ㅤㅤㅤCaminhava sozinha pela rua em uma madrugada quente de julho tragando de mal jeito um cigarro que havia pegado escondido e conversava com um gato caolho que todas as noites a acompanhava desde a Sra. Darcy como se quisesse ter certeza de que chegaria em casa, xingou baixinho quando a brisa soprou a fumaça de volta para seu rosto fazendo com que seus olhos ardessem. Agradeceu a companhia do bichano e prometeu que o visitaria em breve, o animal assentiu como se a entendesse e sentou na beira da calçada, levantando a ponta do rabo, esperando até ela abrir a porta silenciosamente para poder seguir seu caminho de volta para casa.

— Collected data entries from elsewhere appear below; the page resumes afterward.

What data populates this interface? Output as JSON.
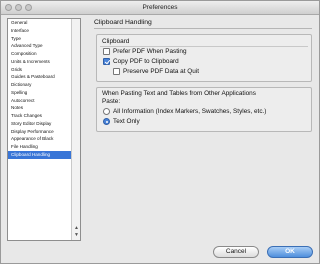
{
  "window": {
    "title": "Preferences"
  },
  "sidebar": {
    "items": [
      "General",
      "Interface",
      "Type",
      "Advanced Type",
      "Composition",
      "Units & Increments",
      "Grids",
      "Guides & Pasteboard",
      "Dictionary",
      "Spelling",
      "Autocorrect",
      "Notes",
      "Track Changes",
      "Story Editor Display",
      "Display Performance",
      "Appearance of Black",
      "File Handling",
      "Clipboard Handling"
    ],
    "selected": "Clipboard Handling"
  },
  "panel": {
    "title": "Clipboard Handling",
    "clipboard_group": {
      "label": "Clipboard",
      "prefer_pdf": {
        "label": "Prefer PDF When Pasting",
        "checked": false
      },
      "copy_pdf": {
        "label": "Copy PDF to Clipboard",
        "checked": true
      },
      "preserve_pdf": {
        "label": "Preserve PDF Data at Quit",
        "checked": false
      }
    },
    "paste_group": {
      "label": "When Pasting Text and Tables from Other Applications",
      "paste_label": "Paste:",
      "all_info": {
        "label": "All Information (Index Markers, Swatches, Styles, etc.)",
        "selected": false
      },
      "text_only": {
        "label": "Text Only",
        "selected": true
      }
    }
  },
  "buttons": {
    "cancel": "Cancel",
    "ok": "OK"
  }
}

Sentia-se exausta, fazia uma semana inteira que não tinha uma noite decente de sono, vivendo em um constante estado de mal humor que sei pai não conseguia entender ou conversar sobre, pois a garota se afastava falando para deixá-la em paz; aquilo era uma longa história em que ele estava presente o tempo todo, mas não conseguia ver que algo estava errado.

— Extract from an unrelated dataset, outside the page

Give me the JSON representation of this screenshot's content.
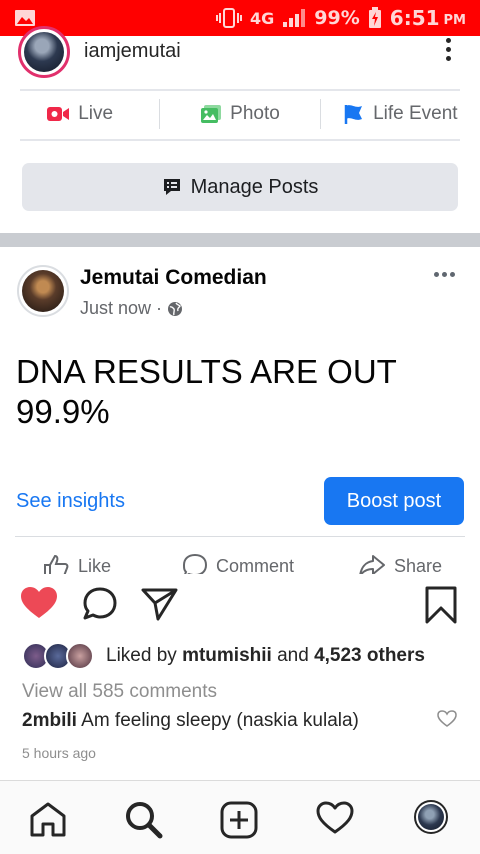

ㅤㅤㅤTudo começou quando tinha dez anos e sua mãe passou a lhe dar uma pílula por semana, depois pulando para três e depois sete, às vezes juntava algumas e as tomava de uma vez porque gostava da sensação que traziam deixando tudo em seu interior calmo a ponto de não se importar com a confusão pela casa, aquilo tinha sido a melhor coisa do mundo e durou bastante tempo até o ano anterior em que acidentalmente ingeriu uma quantidade bem acima do costume. Não entendeu quando acordou no hospital após uma lavagem estomacal e os primeiros dias depois daquilo foram horríveis, seu humor oscilava como uma vela na brisa e ela gritava com os outros, deixando-os sem reação já que sempre foi uma garota muito quieta. Algumas semanas depois daquele acontecimento, as coisas começaram a voltar ao normal, seu pai ficou feliz ao ver Alice como ela mesma e até arriscou dizer que o relacionamento entre mãe e filha havia melhorado depois daquele episódio, pois Clarisse insistia em fazer a janta da criança todas as noites.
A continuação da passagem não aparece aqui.